Les liens avec sa contreversée famille biologique, qui a maintes fois pris position en faveur du djihad et d'Al-Qaïda, sont limités à des appels Skype.

L'accueil d'une communauté

Dennis Edney raconte que sa femme, ses fils et son voisinage ont bien accueilli l'arrivée d'Omar Khadr, et ce, malgré les mots durs du gouvernement Harper qui a tenté par tous les moyens d'empêcher la mise en liberté du jeune homme. «Ma femme est l'épine dorsale de notre bataille juridique depuis des années et elle est heureuse de l'avoir à la maison. Mon plus jeune fils, Duncan, l'a invité à jouer au soccer avec ses amis. Il y a des voisins qui sont venus se présenter à Omar, certains ont amené des fleurs et des petits cadeaux», se réjouit Dennis Edney.

Selon lui, le point de presse qu'a donné Omar Khadr, quelques heures après sa mise en liberté, a eu un impact phénoménal sur la perception du public canadien. «L'occasion de le voir parler, même pour un bref moment, a changé beaucoup de choses. J'ai reçu plus de 1000 courriels d'encouragement et de félicitations», dit Dennis Edney. Lors de son entrevue télévisuelle, Omar Khadr a demandé aux Canadiens de lui donner une chance et affirmé qu'il prouverait qu'il est une bien meilleure personne que ne veut le croire le premier ministre canadien.

Le projet universitaire

Le premier objectif d'Omar Khadr, dit Dennis Edney, est de retourner sur les bancs d'école. Titulaire d'un diplôme d'études secondaires qu'il a obtenu en prison, il entamera bientôt un baccalauréat dans une université d'Edmonton.

L'aspirant médecin

Le rêve d'enfance d'Omar Khadr, né en Ontario en 1986, était de devenir médecin. Or, son père, un des principaux financiers d'Al-Qaïda, en a décidé autrement. Omar avait 10 ans quand sa famille a déménagé en Afghanistan pour vivre auprès d'Oussama ben Laden.

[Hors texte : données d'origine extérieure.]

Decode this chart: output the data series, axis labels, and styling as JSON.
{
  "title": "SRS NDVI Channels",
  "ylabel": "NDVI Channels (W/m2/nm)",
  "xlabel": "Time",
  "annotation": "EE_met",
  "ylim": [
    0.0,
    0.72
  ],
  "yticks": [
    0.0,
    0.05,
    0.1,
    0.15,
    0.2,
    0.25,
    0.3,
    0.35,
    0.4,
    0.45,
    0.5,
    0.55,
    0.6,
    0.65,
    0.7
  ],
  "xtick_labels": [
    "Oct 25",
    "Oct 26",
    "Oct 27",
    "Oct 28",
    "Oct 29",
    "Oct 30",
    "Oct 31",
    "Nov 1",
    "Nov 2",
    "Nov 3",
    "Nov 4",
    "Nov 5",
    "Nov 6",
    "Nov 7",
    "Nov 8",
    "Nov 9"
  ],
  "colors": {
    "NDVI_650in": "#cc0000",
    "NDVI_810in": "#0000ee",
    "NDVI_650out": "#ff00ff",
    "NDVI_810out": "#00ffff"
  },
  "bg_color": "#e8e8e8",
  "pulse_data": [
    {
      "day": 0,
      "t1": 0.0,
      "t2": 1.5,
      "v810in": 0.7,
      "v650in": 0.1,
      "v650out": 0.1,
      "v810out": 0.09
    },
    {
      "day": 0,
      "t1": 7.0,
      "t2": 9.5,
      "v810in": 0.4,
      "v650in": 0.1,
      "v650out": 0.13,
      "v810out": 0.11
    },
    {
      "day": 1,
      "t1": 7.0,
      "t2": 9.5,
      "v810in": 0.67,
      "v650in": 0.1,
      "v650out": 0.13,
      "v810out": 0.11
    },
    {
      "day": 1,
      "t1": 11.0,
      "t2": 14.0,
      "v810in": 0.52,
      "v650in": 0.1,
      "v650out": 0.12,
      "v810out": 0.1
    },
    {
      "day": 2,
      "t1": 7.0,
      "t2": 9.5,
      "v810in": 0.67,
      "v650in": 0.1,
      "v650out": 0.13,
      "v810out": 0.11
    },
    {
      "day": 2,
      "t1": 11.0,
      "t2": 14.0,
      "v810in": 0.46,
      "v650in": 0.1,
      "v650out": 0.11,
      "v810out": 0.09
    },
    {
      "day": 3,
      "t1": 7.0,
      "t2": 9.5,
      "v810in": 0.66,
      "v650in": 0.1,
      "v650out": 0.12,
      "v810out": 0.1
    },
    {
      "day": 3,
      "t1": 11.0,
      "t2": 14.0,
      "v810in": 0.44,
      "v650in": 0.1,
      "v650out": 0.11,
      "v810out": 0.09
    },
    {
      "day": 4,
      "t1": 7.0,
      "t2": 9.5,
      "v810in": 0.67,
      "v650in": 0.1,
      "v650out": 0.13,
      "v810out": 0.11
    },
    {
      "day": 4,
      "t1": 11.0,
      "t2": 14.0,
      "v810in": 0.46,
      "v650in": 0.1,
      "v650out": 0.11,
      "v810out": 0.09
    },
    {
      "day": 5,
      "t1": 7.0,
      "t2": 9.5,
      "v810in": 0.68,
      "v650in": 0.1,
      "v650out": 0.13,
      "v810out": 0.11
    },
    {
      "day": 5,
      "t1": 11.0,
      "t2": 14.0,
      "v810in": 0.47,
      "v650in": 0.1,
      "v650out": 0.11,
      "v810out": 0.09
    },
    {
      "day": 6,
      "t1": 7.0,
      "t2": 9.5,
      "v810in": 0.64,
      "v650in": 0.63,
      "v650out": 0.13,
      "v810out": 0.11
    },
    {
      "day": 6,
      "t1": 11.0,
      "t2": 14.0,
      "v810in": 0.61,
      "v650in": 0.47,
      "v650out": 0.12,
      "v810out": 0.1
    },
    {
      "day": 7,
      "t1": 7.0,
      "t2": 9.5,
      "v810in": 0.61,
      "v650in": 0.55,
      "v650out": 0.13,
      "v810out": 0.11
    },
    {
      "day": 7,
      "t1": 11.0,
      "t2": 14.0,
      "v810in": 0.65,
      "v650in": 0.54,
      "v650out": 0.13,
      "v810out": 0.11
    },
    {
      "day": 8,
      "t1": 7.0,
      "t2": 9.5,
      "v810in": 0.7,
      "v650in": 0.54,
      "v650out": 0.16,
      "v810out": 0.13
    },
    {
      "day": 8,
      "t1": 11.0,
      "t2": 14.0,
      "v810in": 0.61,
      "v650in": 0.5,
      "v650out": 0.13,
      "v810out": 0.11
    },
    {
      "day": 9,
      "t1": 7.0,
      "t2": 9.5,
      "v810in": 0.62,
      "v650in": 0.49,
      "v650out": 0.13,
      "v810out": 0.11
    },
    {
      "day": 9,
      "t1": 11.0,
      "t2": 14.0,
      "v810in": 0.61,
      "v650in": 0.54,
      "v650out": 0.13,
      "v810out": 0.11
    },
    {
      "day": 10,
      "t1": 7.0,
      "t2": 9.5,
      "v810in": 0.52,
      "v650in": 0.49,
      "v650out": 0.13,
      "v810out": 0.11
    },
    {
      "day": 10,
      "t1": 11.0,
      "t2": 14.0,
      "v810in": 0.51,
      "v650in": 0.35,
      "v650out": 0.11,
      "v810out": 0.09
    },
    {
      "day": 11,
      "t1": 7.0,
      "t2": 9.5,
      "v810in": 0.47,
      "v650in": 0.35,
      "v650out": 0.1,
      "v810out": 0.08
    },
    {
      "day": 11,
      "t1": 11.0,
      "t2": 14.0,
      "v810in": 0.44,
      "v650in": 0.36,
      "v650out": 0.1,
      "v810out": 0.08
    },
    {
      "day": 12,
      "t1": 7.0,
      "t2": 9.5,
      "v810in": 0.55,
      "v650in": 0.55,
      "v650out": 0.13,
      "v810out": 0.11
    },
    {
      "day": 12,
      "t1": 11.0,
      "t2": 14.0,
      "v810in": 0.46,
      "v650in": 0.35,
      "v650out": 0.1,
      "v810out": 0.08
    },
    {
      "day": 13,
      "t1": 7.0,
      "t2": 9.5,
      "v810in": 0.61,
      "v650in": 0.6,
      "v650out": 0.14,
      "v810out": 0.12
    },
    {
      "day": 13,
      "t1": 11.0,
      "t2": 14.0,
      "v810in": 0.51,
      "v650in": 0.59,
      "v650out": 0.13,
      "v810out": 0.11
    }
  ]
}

Cinq ans plus tard, Omar Khadr était grièvement blessé lors d'une attaque afghano-américaine. C'est au cours de cette bataille qu'il aurait lancé une grenade qui a tué un soldat des Forces spéciales américaines, Christopher Speer.

En 2010, dans l'espoir de revenir au Canada, Omar Khadr a reconnu sa culpabilité devant la controversée commission militaire de Guantánamo, écopant de 40 ans d'emprisonnement. Les années qu'il avait déjà passées en détention à Guantánamo, ont été prises en compte et sa peine a été réduite à huit ans. En 2012, Omar Khadr est rentré au Canada pour purger le reste de sa peine.

Longues procédures en vue

Aujourd'hui, ses avocats soutiennent que leur client a été contraint d'accepter la plaidoirie de culpabilité préparée par le Pentagone. Ils portent en appel sa condamnation. Le processus judiciaire devrait s'étirer des années encore, admet Dennis Edney. «Je suis complètement épuisé. J'ai hâte d'avoir une vie», dit l'avocat qui travaille pro bono depuis le début.

«Au cours des ans, (Nathan Whitling et moi) avons reçu environ 20 000$ de dons. Je n'ose même pas dire ce que ça nous a coûté», ajoute-t-il.

Ces jours-ci, cependant, il a l'impression que le jeu en valait la chandelle. «Après des années très difficiles, la dernière semaine en a été une de joie», concède-t-il.